The economy's grown nicely for six straight months. Unemployment is way down. Stock markets are way up.
So, at the end of the new president's first year, why are Americans so unhappy politically? What's going on?
The evidence of trouble is overwhelming. The job approval of Congress wallows in the low teens. President Donald Trump took 30 states for a decisive Electoral College victory of 307 to Hillary Clinton's 227. (If your thought just then was, 'Well, she won the popular vote,' you're part of that party's problem.)
But Trump's job approval has sunk below 40 percent again, currently averaging 38.7.
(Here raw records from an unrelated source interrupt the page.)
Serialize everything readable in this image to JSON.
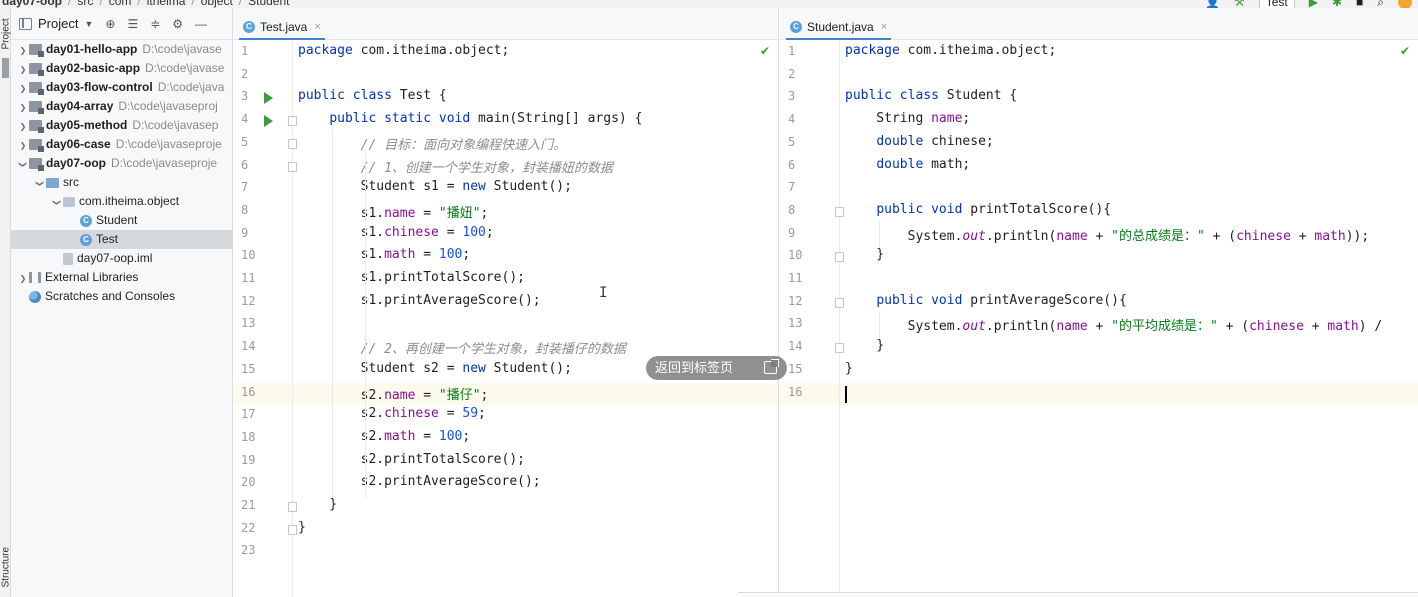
{
  "nav": {
    "crumbs": [
      "day07-oop",
      "src",
      "com",
      "itheima",
      "object",
      "Student"
    ],
    "run_config": "Test"
  },
  "tool_stripe": {
    "top_label": "Project",
    "bottom_label": "Structure"
  },
  "project_panel": {
    "title": "Project",
    "tree": [
      {
        "label": "day01-hello-app",
        "path": "D:\\code\\javase",
        "bold": true,
        "arrow": "›",
        "icon": "module-icon",
        "depth": 0
      },
      {
        "label": "day02-basic-app",
        "path": "D:\\code\\javase",
        "bold": true,
        "arrow": "›",
        "icon": "module-icon",
        "depth": 0
      },
      {
        "label": "day03-flow-control",
        "path": "D:\\code\\java",
        "bold": true,
        "arrow": "›",
        "icon": "module-icon",
        "depth": 0
      },
      {
        "label": "day04-array",
        "path": "D:\\code\\javaseproj",
        "bold": true,
        "arrow": "›",
        "icon": "module-icon",
        "depth": 0
      },
      {
        "label": "day05-method",
        "path": "D:\\code\\javasep",
        "bold": true,
        "arrow": "›",
        "icon": "module-icon",
        "depth": 0
      },
      {
        "label": "day06-case",
        "path": "D:\\code\\javaseproje",
        "bold": true,
        "arrow": "›",
        "icon": "module-icon",
        "depth": 0
      },
      {
        "label": "day07-oop",
        "path": "D:\\code\\javaseproje",
        "bold": true,
        "arrow": "⌄",
        "icon": "module-icon",
        "depth": 0
      },
      {
        "label": "src",
        "path": "",
        "bold": false,
        "arrow": "⌄",
        "icon": "folder-icon",
        "depth": 1
      },
      {
        "label": "com.itheima.object",
        "path": "",
        "bold": false,
        "arrow": "⌄",
        "icon": "package-icon",
        "depth": 2
      },
      {
        "label": "Student",
        "path": "",
        "bold": false,
        "arrow": "",
        "icon": "class-icon",
        "depth": 3
      },
      {
        "label": "Test",
        "path": "",
        "bold": false,
        "arrow": "",
        "icon": "class-icon",
        "depth": 3,
        "selected": true
      },
      {
        "label": "day07-oop.iml",
        "path": "",
        "bold": false,
        "arrow": "",
        "icon": "file-icon",
        "depth": 2
      },
      {
        "label": "External Libraries",
        "path": "",
        "bold": false,
        "arrow": "›",
        "icon": "library-icon",
        "depth": 0
      },
      {
        "label": "Scratches and Consoles",
        "path": "",
        "bold": false,
        "arrow": "",
        "icon": "scratch-icon",
        "depth": 0
      }
    ]
  },
  "editor_left": {
    "tab_label": "Test.java",
    "lines": [
      "package com.itheima.object;",
      "",
      "public class Test {",
      "    public static void main(String[] args) {",
      "        // 目标：面向对象编程快速入门。",
      "        // 1、创建一个学生对象，封装播妞的数据",
      "        Student s1 = new Student();",
      "        s1.name = \"播妞\";",
      "        s1.chinese = 100;",
      "        s1.math = 100;",
      "        s1.printTotalScore();",
      "        s1.printAverageScore();",
      "",
      "        // 2、再创建一个学生对象，封装播仔的数据",
      "        Student s2 = new Student();",
      "        s2.name = \"播仔\";",
      "        s2.chinese = 59;",
      "        s2.math = 100;",
      "        s2.printTotalScore();",
      "        s2.printAverageScore();",
      "    }",
      "}",
      ""
    ],
    "highlighted_line": 16
  },
  "editor_right": {
    "tab_label": "Student.java",
    "lines": [
      "package com.itheima.object;",
      "",
      "public class Student {",
      "    String name;",
      "    double chinese;",
      "    double math;",
      "",
      "    public void printTotalScore(){",
      "        System.out.println(name + \"的总成绩是：\" + (chinese + math));",
      "    }",
      "",
      "    public void printAverageScore(){",
      "        System.out.println(name + \"的平均成绩是：\" + (chinese + math) /",
      "    }",
      "}",
      ""
    ],
    "highlighted_line": 16
  },
  "overlay": {
    "back_to_tab_label": "返回到标签页"
  }
}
Presidential losers always sink in post-election polls, a lingering reflection of the results. But usually they climb back within a year. Not Clinton. Hers are now even worse than Trump's -- 36 percent approval, down another five points since summer.
Naturally, an Oval Office incumbent draws more attention than his defeated opponent, especially one who didn't have the strength for an election-night concession speech. And Trump has proven to be the presidential P.T. Barnum of drawing attention to himself, often distastefully and destructively.
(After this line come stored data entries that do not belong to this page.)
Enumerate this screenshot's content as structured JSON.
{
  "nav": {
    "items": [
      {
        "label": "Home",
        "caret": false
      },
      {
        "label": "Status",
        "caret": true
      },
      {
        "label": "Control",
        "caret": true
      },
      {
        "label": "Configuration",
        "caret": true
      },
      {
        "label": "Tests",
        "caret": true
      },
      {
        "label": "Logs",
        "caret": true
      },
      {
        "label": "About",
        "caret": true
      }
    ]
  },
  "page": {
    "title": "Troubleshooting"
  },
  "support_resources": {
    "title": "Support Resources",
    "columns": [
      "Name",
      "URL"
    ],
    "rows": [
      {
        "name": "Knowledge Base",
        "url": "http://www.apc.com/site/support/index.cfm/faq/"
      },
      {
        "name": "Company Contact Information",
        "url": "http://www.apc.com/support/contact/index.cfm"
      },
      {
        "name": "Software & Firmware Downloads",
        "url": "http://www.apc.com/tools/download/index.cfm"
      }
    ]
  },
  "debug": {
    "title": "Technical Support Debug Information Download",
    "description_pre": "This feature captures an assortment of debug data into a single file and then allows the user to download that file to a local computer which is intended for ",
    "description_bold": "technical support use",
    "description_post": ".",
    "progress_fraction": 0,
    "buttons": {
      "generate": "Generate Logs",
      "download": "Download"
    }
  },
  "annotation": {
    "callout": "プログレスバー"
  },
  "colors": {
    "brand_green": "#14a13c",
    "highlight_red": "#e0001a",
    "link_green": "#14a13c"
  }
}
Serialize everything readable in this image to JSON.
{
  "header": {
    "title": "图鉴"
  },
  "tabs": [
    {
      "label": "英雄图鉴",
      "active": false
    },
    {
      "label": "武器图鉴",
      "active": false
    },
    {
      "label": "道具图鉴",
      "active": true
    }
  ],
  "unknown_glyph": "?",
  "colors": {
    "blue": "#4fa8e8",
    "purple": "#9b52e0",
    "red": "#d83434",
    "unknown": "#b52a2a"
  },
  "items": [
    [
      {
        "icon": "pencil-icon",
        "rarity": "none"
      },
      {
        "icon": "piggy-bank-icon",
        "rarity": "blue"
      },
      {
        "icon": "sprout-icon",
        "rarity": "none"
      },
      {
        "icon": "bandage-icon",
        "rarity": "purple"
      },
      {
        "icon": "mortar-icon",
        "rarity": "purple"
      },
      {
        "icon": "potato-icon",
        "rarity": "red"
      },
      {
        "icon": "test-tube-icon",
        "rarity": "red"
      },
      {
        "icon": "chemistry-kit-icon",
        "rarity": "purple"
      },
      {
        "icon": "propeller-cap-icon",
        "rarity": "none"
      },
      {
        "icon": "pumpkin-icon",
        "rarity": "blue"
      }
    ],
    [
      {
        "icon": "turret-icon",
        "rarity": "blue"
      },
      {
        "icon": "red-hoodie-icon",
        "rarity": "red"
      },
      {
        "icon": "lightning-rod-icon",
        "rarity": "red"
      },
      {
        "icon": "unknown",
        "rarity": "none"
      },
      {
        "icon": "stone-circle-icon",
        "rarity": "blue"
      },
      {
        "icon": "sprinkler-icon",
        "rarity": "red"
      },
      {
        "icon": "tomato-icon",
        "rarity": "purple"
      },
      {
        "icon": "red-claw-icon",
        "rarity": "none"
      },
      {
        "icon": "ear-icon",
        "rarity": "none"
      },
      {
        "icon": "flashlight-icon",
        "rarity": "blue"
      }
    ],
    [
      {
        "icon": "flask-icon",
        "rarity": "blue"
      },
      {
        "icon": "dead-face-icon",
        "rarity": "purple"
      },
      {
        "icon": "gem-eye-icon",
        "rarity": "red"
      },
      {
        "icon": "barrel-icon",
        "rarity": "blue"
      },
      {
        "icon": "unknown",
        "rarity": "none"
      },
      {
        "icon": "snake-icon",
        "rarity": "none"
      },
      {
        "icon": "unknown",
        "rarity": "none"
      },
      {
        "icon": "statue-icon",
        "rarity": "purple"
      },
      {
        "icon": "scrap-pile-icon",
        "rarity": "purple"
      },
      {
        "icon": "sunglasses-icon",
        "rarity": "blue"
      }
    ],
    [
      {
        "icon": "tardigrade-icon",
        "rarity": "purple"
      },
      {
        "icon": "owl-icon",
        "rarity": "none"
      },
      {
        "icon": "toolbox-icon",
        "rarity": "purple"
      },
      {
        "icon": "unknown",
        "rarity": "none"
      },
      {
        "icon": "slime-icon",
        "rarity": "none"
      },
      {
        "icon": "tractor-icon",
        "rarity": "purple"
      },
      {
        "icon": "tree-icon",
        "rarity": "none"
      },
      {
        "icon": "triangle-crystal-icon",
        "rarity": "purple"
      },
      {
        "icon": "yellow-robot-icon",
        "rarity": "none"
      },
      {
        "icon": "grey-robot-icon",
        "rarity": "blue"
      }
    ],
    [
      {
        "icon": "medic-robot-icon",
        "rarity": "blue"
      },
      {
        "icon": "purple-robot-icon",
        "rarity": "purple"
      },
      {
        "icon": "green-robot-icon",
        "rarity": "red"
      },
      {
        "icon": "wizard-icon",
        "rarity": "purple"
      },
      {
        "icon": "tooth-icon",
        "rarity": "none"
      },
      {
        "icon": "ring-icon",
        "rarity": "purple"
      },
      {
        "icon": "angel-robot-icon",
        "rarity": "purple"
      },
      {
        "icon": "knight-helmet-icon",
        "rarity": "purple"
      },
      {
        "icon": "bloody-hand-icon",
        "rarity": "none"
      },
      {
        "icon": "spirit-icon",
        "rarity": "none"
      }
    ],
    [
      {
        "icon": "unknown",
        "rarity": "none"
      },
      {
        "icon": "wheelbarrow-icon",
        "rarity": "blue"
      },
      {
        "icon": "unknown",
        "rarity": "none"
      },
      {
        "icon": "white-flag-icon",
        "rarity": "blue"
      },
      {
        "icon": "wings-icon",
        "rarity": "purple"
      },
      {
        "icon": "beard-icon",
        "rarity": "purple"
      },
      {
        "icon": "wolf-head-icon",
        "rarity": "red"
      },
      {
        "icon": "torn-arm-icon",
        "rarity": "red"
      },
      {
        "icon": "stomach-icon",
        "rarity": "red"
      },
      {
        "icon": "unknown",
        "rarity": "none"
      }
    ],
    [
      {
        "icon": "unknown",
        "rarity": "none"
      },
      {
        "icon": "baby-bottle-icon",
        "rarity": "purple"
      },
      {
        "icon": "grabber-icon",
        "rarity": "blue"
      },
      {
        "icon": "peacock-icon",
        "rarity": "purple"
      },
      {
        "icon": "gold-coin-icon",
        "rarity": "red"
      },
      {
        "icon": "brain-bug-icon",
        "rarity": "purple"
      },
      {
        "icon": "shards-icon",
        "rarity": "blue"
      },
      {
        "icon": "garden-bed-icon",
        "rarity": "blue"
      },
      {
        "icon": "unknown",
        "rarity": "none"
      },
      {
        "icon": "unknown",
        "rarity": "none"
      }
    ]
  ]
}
As Trump's base has proven stubbornly supportive no matter what, so too has his far larger mob of disapprovers, who seems to ignore or can't make out the good news amid the firings, petulance and needless quarrels with his own party leaders and irrelevant TV hosts.
Clinton, of course, has the baggage of a quarter-century in a controversial public life with the added burden of an impeached husband with a wandering eye and hands. Plus the lingering odors of recent scandals around her family's foundation, her private email server and the overlapping lies surrounding its endless revelations.
Recent months have produced, among other things, even more unsavory background on secret party maneuvers to sink Bernie Sanders' campaign and commission an anti-Trump dossier to feed to the media and FBI.
Campaigns are auditions for any wannabe president. Clinton's in 2016 was mismanaged from the get-go. What sentient Democrat nominee would ignore Wisconsin and Michigan? Or vow to kill coal miner jobs? And, by the way, what was the main message of her candidacy? "It's my turn." "I'm Barack Obama only female and white."
In contrast to her husband's winning political skills, Hillary Clinton's campaign persona was charmless, wooden and riven with "deplorable" missteps. Her sense of entitlement grated on a wave of populism.
This year, Clinton's endless "What Happened" book tour may have spurred sales. But her frequent blame-shifting only reminded Americans of why even a boorish billionaire looked like the lesser of two evils.
Then came Donna Brazile's book, "Hacks," confirming some of the worst suspicions about Clinton and her campaign.
Now, in the absence of other big names, some Democratic leaders are talking about Clinton campaigning in the 2018 midterm elections just 45 weeks away. She seems willing. That would be in congressional districts she won last year, but would hand Republicans an inviting target to dodge defending Trump.
Even in D.C., it's tough to be a powerless party in exile. Who is the head of the Democratic Party anyway? Joe Biden is 74. The most popular Democrat, Sanders, was born before Pearl Harbor, for Bernie's sake. Nancy Pelosi is 77, her No. 2 even older.
"Our leadership is old and creaky, including me," says former party leader Howard Dean, who's 69.
Democratic farm teams at the state level were largely demolished by Republicans during Obama's me-first eight years.
The history of any president's first midterms suggests Democrats should make substantial congressional gains next Nov. 6. And recent special elections appear to show Emperor Trump has no coattails.
There's one ominous sign for those Democratic hopes, however. In off-years like 2017, dollars are the surrogate ballots. Through November, the Democratic National Committee raised $60.7 million. Its Republican counterpart took in twice that, $121.4 million, largely through small donations from Trump supporters putting their money where his mouth is.
Major Democratic donors were quoted by media as withholding funds until the reeling party figured out what it was for, instead of simply opposing anything Trump.
In that sense, 2017 demonstrated the disturbing contemporary weaknesses within both of the country's historic and essential parties. Democrats, who belong to the second oldest party in the Western world, have no leader and appear to be drifting from the winning center to the far left.
Republicans, on the other hand, have a leader who isn't a Republican. Free of any ideological tether beyond "winning," he's largely let its factions feud their way toward futility.